At a Passover seder several years ago, when a friend related the tragic tale of his Aunt Rose, who was killed in the Holocaust, I was envious. Like most Jews, the Shoah had surely broken several branches off my family tree. But I didn’t have a name to mourn. It was as if my family history began with the final scene of Fiddler on the Roof, when the villagers bid farewell to Anatevka and disperse to start new lives.
I felt deficient, not being able to relate how our family was impacted by the Jewish people’s biggest tragedy. All I had ever been told was that things were bad in the old country and that my great-grandparents were fortunate to get out of Belarus, Ukraine and Romania – areas hit especially hard by the Holocaust – in time.

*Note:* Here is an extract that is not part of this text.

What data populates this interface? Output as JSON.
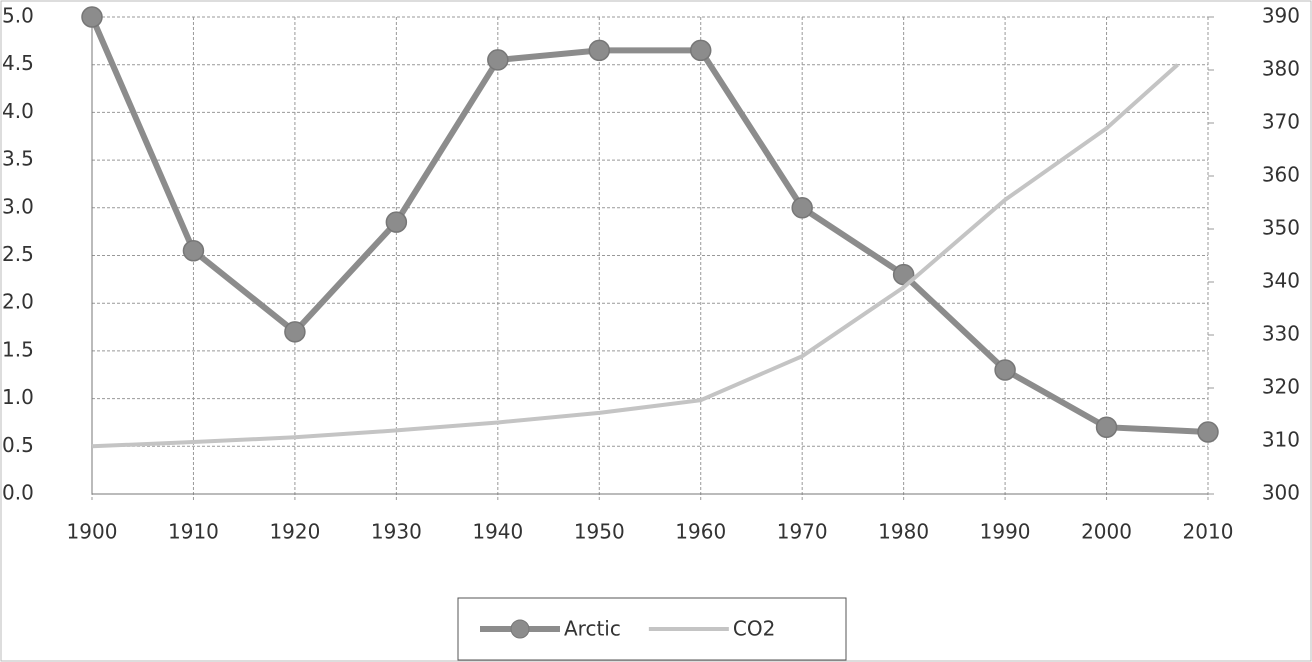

No one knew anything about relatives who stayed behind.
So I started looking for a name I could mourn. When I started my search, all I knew about my great-grandmother Tillie (née Rozin) Isenberg was that she and an older sister had emigrated from somewhere in Belarus around 1912 as teenagers and had an older brother who also got out at some point. Fortunately, that was enough to answer an online query posted in 2005 from a long-lost cousin wondering if any of his great-grandfather’s siblings had survived the war. He had hired a Russian researcher to dig up family records, which among other things supplied the name of their shtetl: Chausy, in the Mogilev region of Belarus. One day in October 1941, the Jews of Chausy were told to pack their bags for relocation to the nearby village of Dranukha, just as the Jews of Dranukha were tricked into thinking they were moving to Chausy. The next day, when the two groups met up near a small woods, they were massacred. I felt in my bones that I was related to some of the victims buried in that pit.
And yet, I despaired that I might never have proof. I eventually determined that the only family members still alive in 1941 were my great-grandmother’s two youngest sisters, Zina and Esfira. But because I didn’t know their married names, I couldn’t find anything definitive about their fate in various Holocaust databases. Then, my father’s cousin sent me an old family photo. There was Russian writing on the back of one copy, Yiddish on another. The mother in the photo looked like an older version of Zina. Translations confirmed this and revealed the first names of Zina’s family, including her husband, Tane.
But still there was no last name.
Next, I reviewed a 2007 interview with my 90-year-old grandmother. Crucially, while she knew nothing about the fate of her aunts in Belarus, she recalled her mother talking often of Ziska. That made all the difference. Through Yad Vashem’s online database, I found Zisya Levikova, a sales worker, on a list of those shot in Chausy in 1941. The list also included her husband, Tolya, and their two youngest children. Zisya was Ziska and Tolya was surely Tane. I finally had a name!
I wanted to simultaneously jump for joy, curl up into a ball and smash something. Finding out Zisya’s married name led to the online discovery of two letters written in 1947 by a brother-in-law describing how he was the family’s sole survivor. Reading his mention of “Tanfel’s wife” gave me chills.
Now I’ve told my children, ages 10 and 14, about Zisya. Being related to at least one victim humanizes the number six million. Having a Holocaust name to mourn helps them understand what intolerance can breed. This Yom ha-Shoah, my family will start lighting a memorial candle for my great-aunt Zisya (née Rozin) Levikova (1902-1941) and her family (including her sister Esfira, who was likely killed in Poland in 1942) to make sure they are never forgotten.
David Minkow lives on Vancouver Island.